No volunteer fire departments were dispatched to this incident either because it was in the system as a second priority call, and Greenhill Volunteer Fire Department only go to life threatening calls or fires.
"It's not just a Greenhill issue. It's a county issue and when I say county, I mean the city of Florence," said Greenhill Volunteer Fire Chief Barry Gray.
Gray said anytime they go on a call, they have to wait for a Shoals Ambulance to show up. It's become such an issue, they began documenting the incidences where response time lagged or when the ambulance service had to call in additional services from neighboring county ambulance services.
"We have issues from not having an ambulance, them having to dispatch an ambulance from another county, to ambulances showing up and equipment failing," said Gray.
We took these questions to Shoals Ambulance and asked if it was in compliance with its contract with the county and city. It said on average, five times a month, it is having to request other ambulance services to come in and help.
The county EMA director told WAAY 31 that is not a contract violation and said they have someone go over any calls by Shoals Ambulance. The EMA director said they are in compliance with their contract.
"If an ambulance is 10 or 15 minutes away, that's too long, much less an hour and a half," said Gray.
As we were interviewing Gray, they were called to a car wreck where a truck left the road and hit a tree. Three passengers were in the truck.
We went with volunteer firefighters to the scene on County Road 47. We got there before the second ambulance did and watched as the three people were loaded up into two Shoals Ambulances.
Gray said that call went well and the ambulance service did a great job that time.

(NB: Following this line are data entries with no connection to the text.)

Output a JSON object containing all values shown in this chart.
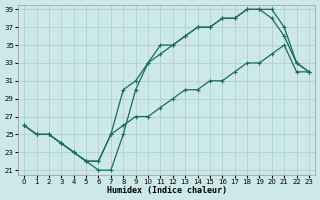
{
  "xlabel": "Humidex (Indice chaleur)",
  "bg_color": "#cce8e8",
  "grid_color": "#aacccc",
  "line_color": "#1a6b5a",
  "xlim": [
    0,
    23
  ],
  "ylim": [
    21,
    39
  ],
  "xticks": [
    0,
    1,
    2,
    3,
    4,
    5,
    6,
    7,
    8,
    9,
    10,
    11,
    12,
    13,
    14,
    15,
    16,
    17,
    18,
    19,
    20,
    21,
    22,
    23
  ],
  "yticks": [
    21,
    23,
    25,
    27,
    29,
    31,
    33,
    35,
    37,
    39
  ],
  "line1_x": [
    0,
    1,
    2,
    3,
    4,
    5,
    6,
    7,
    8,
    9,
    10,
    11,
    12,
    13,
    14,
    15,
    16,
    17,
    18,
    19,
    20,
    21,
    22,
    23
  ],
  "line1_y": [
    26,
    25,
    25,
    24,
    23,
    22,
    21,
    21,
    25,
    30,
    33,
    35,
    35,
    36,
    37,
    37,
    38,
    38,
    39,
    39,
    39,
    37,
    33,
    32
  ],
  "line2_x": [
    0,
    1,
    2,
    3,
    4,
    5,
    6,
    7,
    8,
    9,
    10,
    11,
    12,
    13,
    14,
    15,
    16,
    17,
    18,
    19,
    20,
    21,
    22,
    23
  ],
  "line2_y": [
    26,
    25,
    25,
    24,
    23,
    22,
    22,
    25,
    30,
    31,
    33,
    34,
    35,
    36,
    37,
    37,
    38,
    38,
    39,
    39,
    38,
    36,
    33,
    32
  ],
  "line3_x": [
    0,
    1,
    2,
    3,
    4,
    5,
    6,
    7,
    8,
    9,
    10,
    11,
    12,
    13,
    14,
    15,
    16,
    17,
    18,
    19,
    20,
    21,
    22,
    23
  ],
  "line3_y": [
    26,
    25,
    25,
    24,
    23,
    22,
    22,
    25,
    26,
    27,
    27,
    28,
    29,
    30,
    30,
    31,
    31,
    32,
    33,
    33,
    34,
    35,
    32,
    32
  ]
}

"If every response time was like that, we're good. That's the way it should be," said Gray.
Gray said the problem is that not every call goes like that.
"No chief in this county wants Shoals Ambulance gone. We just want you to do what you say you're going to do and be honest about it. If you can't do it, own up to it and get someone in this county that can do it," said Gray.
Shoals Ambulance was the only ambulance service that applied for the contract. The company said because of the wait time the Greenhill family experienced, it is now looking into ways to improve response times.
The company is consulting with a deployment planning expert to go over the system in Lauderdale County and will deliver a report to Lauderdale County EMA, commissioners and local law enforcement.